Again and again, experts have pleaded that we need more and faster testing to control the coronavirus pandemic—and many have suggested that artificial intelligence (AI) can help. Numerous COVID-19 diagnostics in development use AI to quickly analyze X-ray or CT scans, but these techniques require a chest scan at a medical facility.
Since the spring, research teams have been working toward anytime, anywhere apps that could detect coronavirus in the bark of a cough. In June, a team at the University of Oklahoma showed it was possible to distinguish a COVID-19 cough from coughs due to other infections, and now a paper out of MIT, using the largest cough dataset yet, identifies asymptomatic people with a remarkable 100 percent detection rate.
If approved by the FDA and other regulators, COVID-19 cough apps, in which a person records themselves coughing on command, could eventually be used for free, large-scale screening of the population.
With potential like that, the field is rapidly growing: Teams pursuing similar projects include a Bill and Melinda Gates Foundation-funded initiative, Cough Against Covid, at the Wadhwani Institute for Artificial Intelligence in Mumbai; the Coughvid project out of the Embedded Systems Laboratory of the École Polytechnique Fédérale de Lausanne in Switzerland; and the University of Cambridge’s COVID-19 Sounds project.
The fact that multiple models can detect COVID in a cough suggests that there is no such thing as truly asymptomatic coronavirus infection—physical changes always occur that change the way a person produces sound. “There aren’t many conditions that don’t give you any symptoms,” says Brian Subirana, director of the MIT Auto-ID lab and co-author on the recent study, published in the IEEE Open Journal of Engineering in Medicine and Biology.
While human ears cannot distinguish those changes, AI can. Ali Imran, who led the earlier project at the University of Oklahoma’s AI4Neworks Research Center, compares the concept to a guitar: If you put objects of different shapes or materials in a guitar but play the same notes, it will lead to subtly different sounds. “The human ear is capable of distinguishing maybe five to ten different features of cough,” says Imran. “With signal processing and machine learning, we can extract up to 300 different distinct features.”
When the pandemic hit, Subirana’s team at MIT had been working on a set of machine learning algorithms to detect Alzheimer’s disease in audio recordings using biomarkers such as vocal cord strength, sentiment, lung performance, and muscular degradation. When it became clear that coughing was key feature of COVID-19, they quickly pivoted to seeing if it was possible for AI to detect coronavirus infections.
In a crowd-sourcing effort, the team gathered forced-cough recordings via a website between April and May, developing what the team claims is the largest audio COVID-19 dataset to date, with 70,000 recordings, of which 2,680 were submitted by people confirmed to have COVID-19.

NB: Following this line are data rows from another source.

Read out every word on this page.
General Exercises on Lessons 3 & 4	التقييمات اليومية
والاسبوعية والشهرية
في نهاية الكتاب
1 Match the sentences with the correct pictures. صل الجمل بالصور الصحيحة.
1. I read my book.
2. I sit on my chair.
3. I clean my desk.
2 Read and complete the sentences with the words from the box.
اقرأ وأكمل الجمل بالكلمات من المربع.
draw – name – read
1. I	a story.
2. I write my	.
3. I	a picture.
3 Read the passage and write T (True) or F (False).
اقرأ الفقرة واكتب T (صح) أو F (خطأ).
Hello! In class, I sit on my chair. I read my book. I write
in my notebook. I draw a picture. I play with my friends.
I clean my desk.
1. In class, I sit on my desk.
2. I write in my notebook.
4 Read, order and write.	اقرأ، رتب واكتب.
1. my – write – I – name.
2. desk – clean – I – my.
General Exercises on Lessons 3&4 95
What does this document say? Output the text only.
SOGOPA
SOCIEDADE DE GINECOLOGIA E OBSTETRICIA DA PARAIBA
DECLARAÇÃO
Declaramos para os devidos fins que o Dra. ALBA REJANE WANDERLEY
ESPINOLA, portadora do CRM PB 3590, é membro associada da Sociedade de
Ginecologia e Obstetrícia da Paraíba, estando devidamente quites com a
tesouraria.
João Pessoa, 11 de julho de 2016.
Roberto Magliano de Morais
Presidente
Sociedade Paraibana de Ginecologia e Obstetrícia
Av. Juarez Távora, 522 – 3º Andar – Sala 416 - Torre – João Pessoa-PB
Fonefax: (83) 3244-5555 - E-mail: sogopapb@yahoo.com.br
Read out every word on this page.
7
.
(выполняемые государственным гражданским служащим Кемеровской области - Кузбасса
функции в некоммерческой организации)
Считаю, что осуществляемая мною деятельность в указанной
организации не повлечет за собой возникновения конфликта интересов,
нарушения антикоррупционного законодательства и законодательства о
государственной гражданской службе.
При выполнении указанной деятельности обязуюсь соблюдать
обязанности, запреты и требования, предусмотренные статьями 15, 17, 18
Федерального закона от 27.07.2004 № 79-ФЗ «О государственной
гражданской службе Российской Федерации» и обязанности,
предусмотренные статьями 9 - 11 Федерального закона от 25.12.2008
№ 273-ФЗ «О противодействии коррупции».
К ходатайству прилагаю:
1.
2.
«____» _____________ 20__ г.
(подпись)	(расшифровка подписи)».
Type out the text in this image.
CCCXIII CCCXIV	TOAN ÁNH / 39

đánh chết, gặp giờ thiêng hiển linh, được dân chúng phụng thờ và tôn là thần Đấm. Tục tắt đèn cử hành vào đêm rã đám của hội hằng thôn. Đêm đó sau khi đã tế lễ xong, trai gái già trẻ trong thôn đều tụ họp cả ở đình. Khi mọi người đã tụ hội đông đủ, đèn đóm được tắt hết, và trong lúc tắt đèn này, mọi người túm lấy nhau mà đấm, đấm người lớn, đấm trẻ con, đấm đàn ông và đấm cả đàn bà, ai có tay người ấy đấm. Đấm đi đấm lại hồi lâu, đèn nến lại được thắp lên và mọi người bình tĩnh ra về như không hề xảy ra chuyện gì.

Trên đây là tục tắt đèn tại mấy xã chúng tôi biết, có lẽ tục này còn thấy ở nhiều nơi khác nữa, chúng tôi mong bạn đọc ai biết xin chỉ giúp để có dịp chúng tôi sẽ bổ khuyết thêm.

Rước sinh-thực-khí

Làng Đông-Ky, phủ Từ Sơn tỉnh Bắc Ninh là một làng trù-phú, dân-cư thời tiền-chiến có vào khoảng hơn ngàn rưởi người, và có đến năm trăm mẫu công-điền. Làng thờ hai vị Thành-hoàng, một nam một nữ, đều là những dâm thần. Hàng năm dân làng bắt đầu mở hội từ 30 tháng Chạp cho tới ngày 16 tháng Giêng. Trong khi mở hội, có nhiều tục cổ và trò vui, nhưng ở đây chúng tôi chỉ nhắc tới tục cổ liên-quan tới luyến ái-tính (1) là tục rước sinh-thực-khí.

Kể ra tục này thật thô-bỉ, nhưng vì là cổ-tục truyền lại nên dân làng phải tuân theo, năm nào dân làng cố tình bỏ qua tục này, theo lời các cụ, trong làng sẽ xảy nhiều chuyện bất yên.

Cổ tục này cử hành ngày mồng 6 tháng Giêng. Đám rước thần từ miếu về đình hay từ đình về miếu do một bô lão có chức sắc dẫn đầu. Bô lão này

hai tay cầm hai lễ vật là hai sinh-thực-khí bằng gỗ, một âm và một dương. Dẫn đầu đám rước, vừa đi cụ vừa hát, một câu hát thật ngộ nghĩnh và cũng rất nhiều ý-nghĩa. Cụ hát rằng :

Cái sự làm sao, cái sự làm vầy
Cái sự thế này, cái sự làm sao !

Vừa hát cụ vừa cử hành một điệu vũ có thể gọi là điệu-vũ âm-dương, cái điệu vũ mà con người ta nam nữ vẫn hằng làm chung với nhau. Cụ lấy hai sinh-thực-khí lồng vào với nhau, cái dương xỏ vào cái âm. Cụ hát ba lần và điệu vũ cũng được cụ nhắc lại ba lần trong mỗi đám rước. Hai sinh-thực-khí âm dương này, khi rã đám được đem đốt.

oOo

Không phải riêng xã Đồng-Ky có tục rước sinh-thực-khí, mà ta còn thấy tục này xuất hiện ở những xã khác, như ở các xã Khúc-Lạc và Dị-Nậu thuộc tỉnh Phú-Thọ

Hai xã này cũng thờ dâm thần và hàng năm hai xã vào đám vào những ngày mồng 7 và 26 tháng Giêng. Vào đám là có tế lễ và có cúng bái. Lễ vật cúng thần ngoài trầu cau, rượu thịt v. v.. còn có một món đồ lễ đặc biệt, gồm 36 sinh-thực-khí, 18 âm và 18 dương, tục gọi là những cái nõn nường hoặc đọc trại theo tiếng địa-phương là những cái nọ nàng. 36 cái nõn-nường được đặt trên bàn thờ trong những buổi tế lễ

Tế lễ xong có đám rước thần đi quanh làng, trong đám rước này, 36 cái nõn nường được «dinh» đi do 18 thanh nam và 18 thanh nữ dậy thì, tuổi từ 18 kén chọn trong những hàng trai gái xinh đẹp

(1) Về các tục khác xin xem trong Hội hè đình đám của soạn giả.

Originally, the MIT team developed AI models for the project from scratch, but reached an accuracy ceiling of about 70%. As a test one weekend, the researchers trained their existing Alzheimer’s disease AI model with the COVID-19 cough data, and it worked, says Subirana. The model was accurate 98.5 percent of the time at detecting people who had received a positive test result. In detecting individuals with no symptoms at all, that accuracy climbed to 100 percent, with 83.2 percent success identifying negative cases. “It was a bit counterintuitive” that detecting asymptomatic patients was easier than symptomatic patients, says Subirana, but it makes sense that confounding factors of other infections would make it harder to pinpoint COVID-19 cough features.
Back in June, Imran and colleagues were able to develop an AI model to identify asymptomatic coughs and sift through those confounding factors to distinguish COVID-19 coughs from the cough sounds of bronchitis, whooping cough, and asthma with overall 90 percent accuracy. “Our goal was to make sure someone who simply has asthma would not be mis-diagnosed as having COVID,” says Imran.
Most teams pursuing this work are currently collecting more cough recordings: at workplaces, hospitals, online, and elsewhere. Researchers hope that cough apps will someday be used for daily screenings, such as students or factory workers coughing into their phones before heading to school or work. Eventually, says Subirana, the tool could be part of a true COVID-19 diagnostic, perhaps when used in combination with other biomarkers, such as fever.
Sound-based tools could also be used as an early warning system, in which coughs across a population are detected via hospital recordings or home smart speakers to pick up early signs of infection of a new disease. “This kind of solution can be used to identify unique cough signatures which will not be in the database already,” says Imran. “It can become an alarm system.”
And it’s not the only push to use AI to detect the sounds of COVID-19: A team of researchers from Saudi Arabia, India and the UK are developing an app to screen for COVID-19 symptoms in an individual’s speech.